Escasamente recordarán las nuevas generaciones, como si se tratara de tiempos remotos en un país ajeno, que hasta hace pocos años los debates presidenciales giraban en torno al conflicto armado y sus implicaciones como limitante del progreso nacional. La presencia de tropas extranjeras para solucionar el conflicto desde la vía militar, el despeje de cientos de kilómetros para la fijación de mesas de diálogo y el intercambio humanitario entre presos y secuestrados eran algunos de los puntos más polémicos de debate en un país que buscaba solucionar algunos de sus problemas más críticos.
Qué hacer con las Farc, parecen muchos no recordar, era el desgastado tema central de todos los debates presidenciales.

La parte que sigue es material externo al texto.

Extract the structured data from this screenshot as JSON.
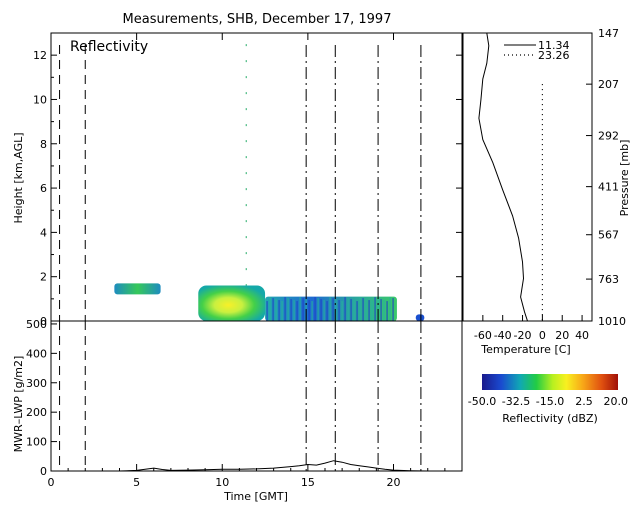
{
  "title": "Measurements, SHB, December 17, 1997",
  "refl_panel": {
    "label": "Reflectivity",
    "ylabel": "Height [km,AGL]",
    "yticks": [
      0,
      2,
      4,
      6,
      8,
      10,
      12
    ]
  },
  "lwp_panel": {
    "ylabel": "MWR–LWP [g/m2]",
    "yticks": [
      0,
      100,
      200,
      300,
      400,
      500
    ],
    "xlabel": "Time [GMT]",
    "xticks": [
      0,
      5,
      10,
      15,
      20
    ]
  },
  "sounding_panel": {
    "xlabel": "Temperature [C]",
    "xticks": [
      "-60",
      "-40",
      "-20",
      "0",
      "20",
      "40"
    ],
    "ylabel": "Pressure [mb]",
    "pressure_ticks": [
      "147",
      "207",
      "292",
      "411",
      "567",
      "763",
      "1010"
    ],
    "legend": [
      {
        "label": "11.34",
        "style": "solid"
      },
      {
        "label": "23.26",
        "style": "dotted"
      }
    ]
  },
  "colorbar": {
    "label": "Reflectivity (dBZ)",
    "ticks": [
      "-50.0",
      "-32.5",
      "-15.0",
      "2.5",
      "20.0"
    ]
  },
  "colors": {
    "low": "#1a1ab4",
    "mid": "#22cc44",
    "high_mid": "#f0f020",
    "high": "#b41a10"
  },
  "chart_data": [
    {
      "type": "heatmap",
      "title": "Reflectivity",
      "xlabel": "Time [GMT]",
      "ylabel": "Height [km,AGL]",
      "xlim": [
        0,
        24
      ],
      "ylim": [
        0,
        13
      ],
      "sounding_times": [
        0.5,
        2.0,
        14.9,
        16.6,
        19.1,
        21.6
      ],
      "echo_regions": [
        {
          "t_start": 3.7,
          "t_end": 6.4,
          "h_bottom": 1.2,
          "h_top": 1.7,
          "peak_dbz": -10
        },
        {
          "t_start": 8.6,
          "t_end": 12.5,
          "h_bottom": 0.0,
          "h_top": 1.6,
          "peak_dbz": 2
        },
        {
          "t_start": 12.5,
          "t_end": 20.2,
          "h_bottom": 0.0,
          "h_top": 1.1,
          "peak_dbz": -25
        },
        {
          "t_start": 21.3,
          "t_end": 21.8,
          "h_bottom": 0.0,
          "h_top": 0.3,
          "peak_dbz": -35
        }
      ],
      "streak": {
        "t": 11.4,
        "h_bottom": 1.6,
        "h_top": 12.5
      }
    },
    {
      "type": "line",
      "title": "",
      "xlabel": "Time [GMT]",
      "ylabel": "MWR–LWP [g/m2]",
      "xlim": [
        0,
        24
      ],
      "ylim": [
        0,
        510
      ],
      "x": [
        0,
        2,
        4,
        5,
        5.5,
        6,
        6.5,
        7,
        8,
        9,
        10,
        11,
        12,
        13,
        14,
        14.5,
        15,
        15.5,
        16,
        16.5,
        17,
        17.5,
        18,
        18.5,
        19,
        19.5,
        20,
        21,
        22,
        23,
        24
      ],
      "y": [
        0,
        0,
        0,
        2,
        6,
        10,
        5,
        2,
        3,
        4,
        6,
        6,
        7,
        10,
        15,
        18,
        22,
        20,
        27,
        35,
        30,
        22,
        18,
        14,
        10,
        6,
        3,
        1,
        0,
        0,
        0
      ]
    },
    {
      "type": "line",
      "title": "",
      "xlabel": "Temperature [C]",
      "ylabel": "Pressure [mb]",
      "xlim": [
        -80,
        50
      ],
      "series": [
        {
          "name": "11.34",
          "x": [
            -56,
            -54,
            -56,
            -60,
            -62,
            -64,
            -60,
            -50,
            -40,
            -30,
            -24,
            -20,
            -19,
            -22,
            -18,
            -15
          ],
          "y": [
            147,
            160,
            180,
            200,
            230,
            260,
            300,
            350,
            420,
            500,
            580,
            680,
            760,
            860,
            950,
            1010
          ]
        },
        {
          "name": "23.26",
          "x": [
            0,
            0
          ],
          "y": [
            207,
            1010
          ]
        }
      ]
    }
  ]
}
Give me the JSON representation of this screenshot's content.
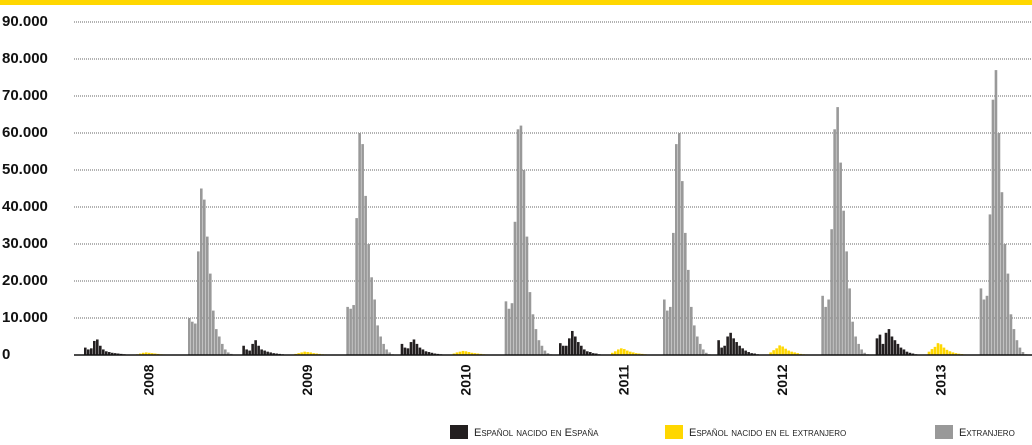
{
  "chart_data": {
    "type": "bar",
    "categories": [
      "2008",
      "2009",
      "2010",
      "2011",
      "2012",
      "2013"
    ],
    "ylim": [
      0,
      90000
    ],
    "yticks": [
      {
        "value": 0,
        "label": "0"
      },
      {
        "value": 10000,
        "label": "10.000"
      },
      {
        "value": 20000,
        "label": "20.000"
      },
      {
        "value": 30000,
        "label": "30.000"
      },
      {
        "value": 40000,
        "label": "40.000"
      },
      {
        "value": 50000,
        "label": "50.000"
      },
      {
        "value": 60000,
        "label": "60.000"
      },
      {
        "value": 70000,
        "label": "70.000"
      },
      {
        "value": 80000,
        "label": "80.000"
      },
      {
        "value": 90000,
        "label": "90.000"
      }
    ],
    "grid": true,
    "series": [
      {
        "name": "Español nacido en España",
        "color": "#231f20",
        "values": [
          [
            2000,
            1500,
            1800,
            3800,
            4200,
            2500,
            1500,
            1000,
            800,
            600,
            500,
            400,
            300,
            200,
            100,
            50
          ],
          [
            2500,
            1500,
            1200,
            3000,
            4000,
            2500,
            1500,
            1200,
            900,
            700,
            500,
            400,
            300,
            200,
            100,
            50
          ],
          [
            3000,
            2000,
            1800,
            3500,
            4200,
            3000,
            2000,
            1500,
            1000,
            800,
            600,
            400,
            300,
            200,
            100,
            50
          ],
          [
            3200,
            2500,
            2500,
            4500,
            6500,
            5000,
            3500,
            2500,
            1500,
            1000,
            800,
            500,
            400,
            200,
            100,
            50
          ],
          [
            4000,
            2000,
            2500,
            5000,
            6000,
            4500,
            3500,
            2500,
            1800,
            1200,
            800,
            500,
            400,
            200,
            100,
            50
          ],
          [
            4500,
            5500,
            3000,
            6000,
            7000,
            5000,
            4000,
            3000,
            2000,
            1500,
            900,
            600,
            400,
            200,
            100,
            50
          ]
        ]
      },
      {
        "name": "Español nacido en el extranjero",
        "color": "#ffd700",
        "values": [
          [
            200,
            400,
            600,
            700,
            600,
            500,
            400,
            300,
            200,
            150,
            100,
            80,
            60,
            40,
            20,
            10
          ],
          [
            300,
            500,
            700,
            900,
            800,
            700,
            500,
            400,
            300,
            200,
            150,
            100,
            80,
            50,
            30,
            10
          ],
          [
            400,
            700,
            900,
            1100,
            1000,
            800,
            600,
            500,
            400,
            300,
            200,
            150,
            100,
            60,
            30,
            10
          ],
          [
            600,
            1000,
            1500,
            1800,
            1600,
            1200,
            900,
            700,
            500,
            400,
            300,
            200,
            120,
            80,
            40,
            10
          ],
          [
            700,
            1300,
            1800,
            2600,
            2300,
            1700,
            1200,
            900,
            700,
            500,
            300,
            200,
            150,
            80,
            40,
            10
          ],
          [
            900,
            1600,
            2200,
            3200,
            2900,
            2000,
            1400,
            1000,
            700,
            500,
            350,
            250,
            150,
            80,
            40,
            10
          ]
        ]
      },
      {
        "name": "Extranjero",
        "color": "#999999",
        "values": [
          [
            10000,
            9000,
            8500,
            28000,
            45000,
            42000,
            32000,
            22000,
            12000,
            7000,
            5000,
            3000,
            1500,
            700,
            300,
            100
          ],
          [
            13000,
            12500,
            13500,
            37000,
            60000,
            57000,
            43000,
            30000,
            21000,
            15000,
            8000,
            5000,
            3000,
            1500,
            700,
            200
          ],
          [
            14500,
            12500,
            14000,
            36000,
            61000,
            62000,
            50000,
            32000,
            17000,
            11000,
            7000,
            4000,
            2500,
            1200,
            500,
            200
          ],
          [
            15000,
            12000,
            13000,
            33000,
            57000,
            60000,
            47000,
            33000,
            23000,
            13000,
            8000,
            5000,
            3000,
            1500,
            600,
            200
          ],
          [
            16000,
            13000,
            15000,
            34000,
            61000,
            67000,
            52000,
            39000,
            28000,
            18000,
            9000,
            5000,
            3000,
            1500,
            600,
            200
          ],
          [
            18000,
            15000,
            16000,
            38000,
            69000,
            77000,
            60000,
            44000,
            30000,
            22000,
            11000,
            7000,
            4000,
            2000,
            800,
            200
          ]
        ]
      }
    ]
  }
}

La victoria militar como respuesta a los abusos de las guerrillas en los diálogos previos, la negociación en países vecinos o en el interior del territorio nacional, e incluso el pago de millonarias sumas a cambio de que éstas renunciaran al macabro negocio del secuestro eran algunas de las propuestas más controvertidas de los candidatos. Y el grueso de la ciudadanía, en gran medida, decidía su carta a la Presidencia con base en el qué hacer con el conflicto armado y las guerrillas.

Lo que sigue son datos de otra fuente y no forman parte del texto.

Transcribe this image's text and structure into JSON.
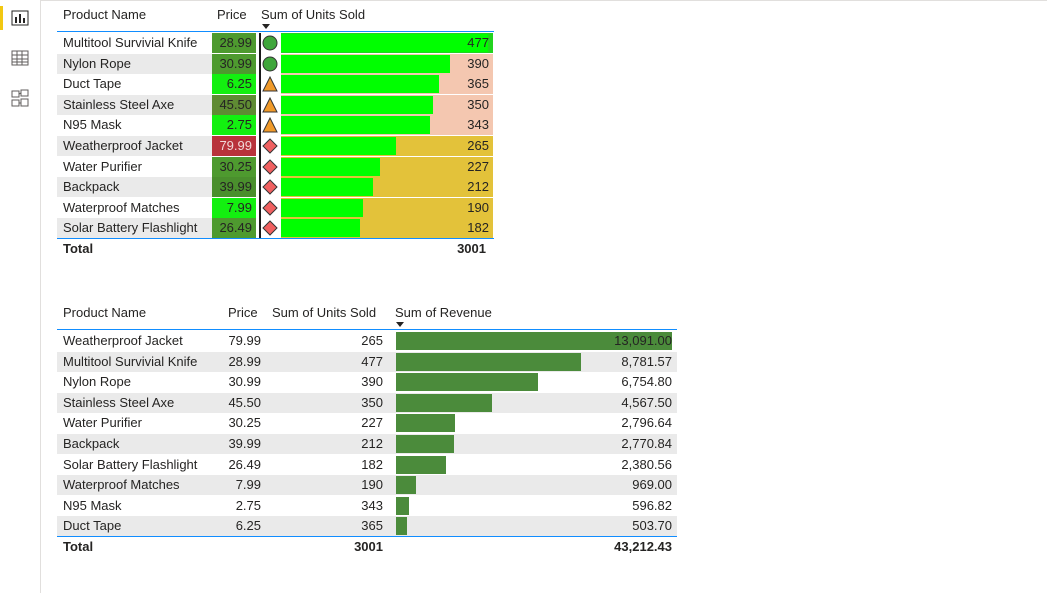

Ante la principal preocupación de los colombianos de todos los rincones, que percibían derechos tan básicos como la libertad, la integridad y la vida en permanente riesgo, otros asuntos de crucial importancia eran relevados a un segundo plano. Es el caso de la seguridad social, el desempleo y el acceso a la educación pública. Y otros tantos, como la lucha contra la corrupción y la desigualdad, escasamente recibían menciones en el marco de los debates presidenciales. La explicación, dicha desde la obviedad, hoy parece lejana e increíble: hubo tiempos en que los derechos ciudadanos más básicos no parecían tener garantías, y entonces otros derechos fundamentales perdían importancia entre las prioridades del debate.
Luego del turbulento y controvertido proceso de paz con la guerrilla de las Farc, el actor armado ilegal con mayor presencia en el territorio nacional a lo largo de los últimos cincuenta años, el panorama cambió radicalmente. El acuerdo buscaba reducir de manera inmediata los indicadores de violencia en el marco del conflicto entre el Estado y las Farc, y de manera gradual transformar las condiciones que dieron lugar al enfrentamiento desde un primer lugar.
Por supuesto, no todas las formas de violencia y de criminalidad llegaron a su fin en Colombia. Pero en ningún momento el proceso de paz con las Farc fue ofrecido como la solución definitiva para todos los problemas del país. Cumplió, a pesar de las demoras e imprevistos, con su objetivo de desmontar un ejército irregular con presencia en la mayoría del territorio nacional que sumaba más de diez mil personas en el total de sus redes. De la solución pronta y oportuna ante nuevos retos como las disidencias guerrilleras, un fenómeno observado en la inmensa mayoría de procesos de paz en el mundo, y de la gestión del posconflicto, dependerá el éxito en un mediano y largo plazo del acuerdo de paz.
Lo cierto es que los debates de la actual carrera a la Presidencia dibujan un país con prioridades distintas, como resultado de transformaciones recientes. Y aunque cerca de la mitad de los votantes en el plebiscito por la paz manifestaron su rechazo ante los diálogos de paz con las Farc, hoy el grueso de las nuevas discusiones evidencia que terminaron los tiempos en que el qué hacer con esa guerrilla determinaba la decisión mayoritaria en las elecciones presidenciales.
Y en cambio se abren y se profundizan debates en torno a problemas que todas las naciones en paz enfrentan, tan diversos como la lucha contra la desigualdad de género, la sostenibilidad del sistema de pensiones y la construcción de mejores esquemas de seguridad ciudadana, por solo citar algunos.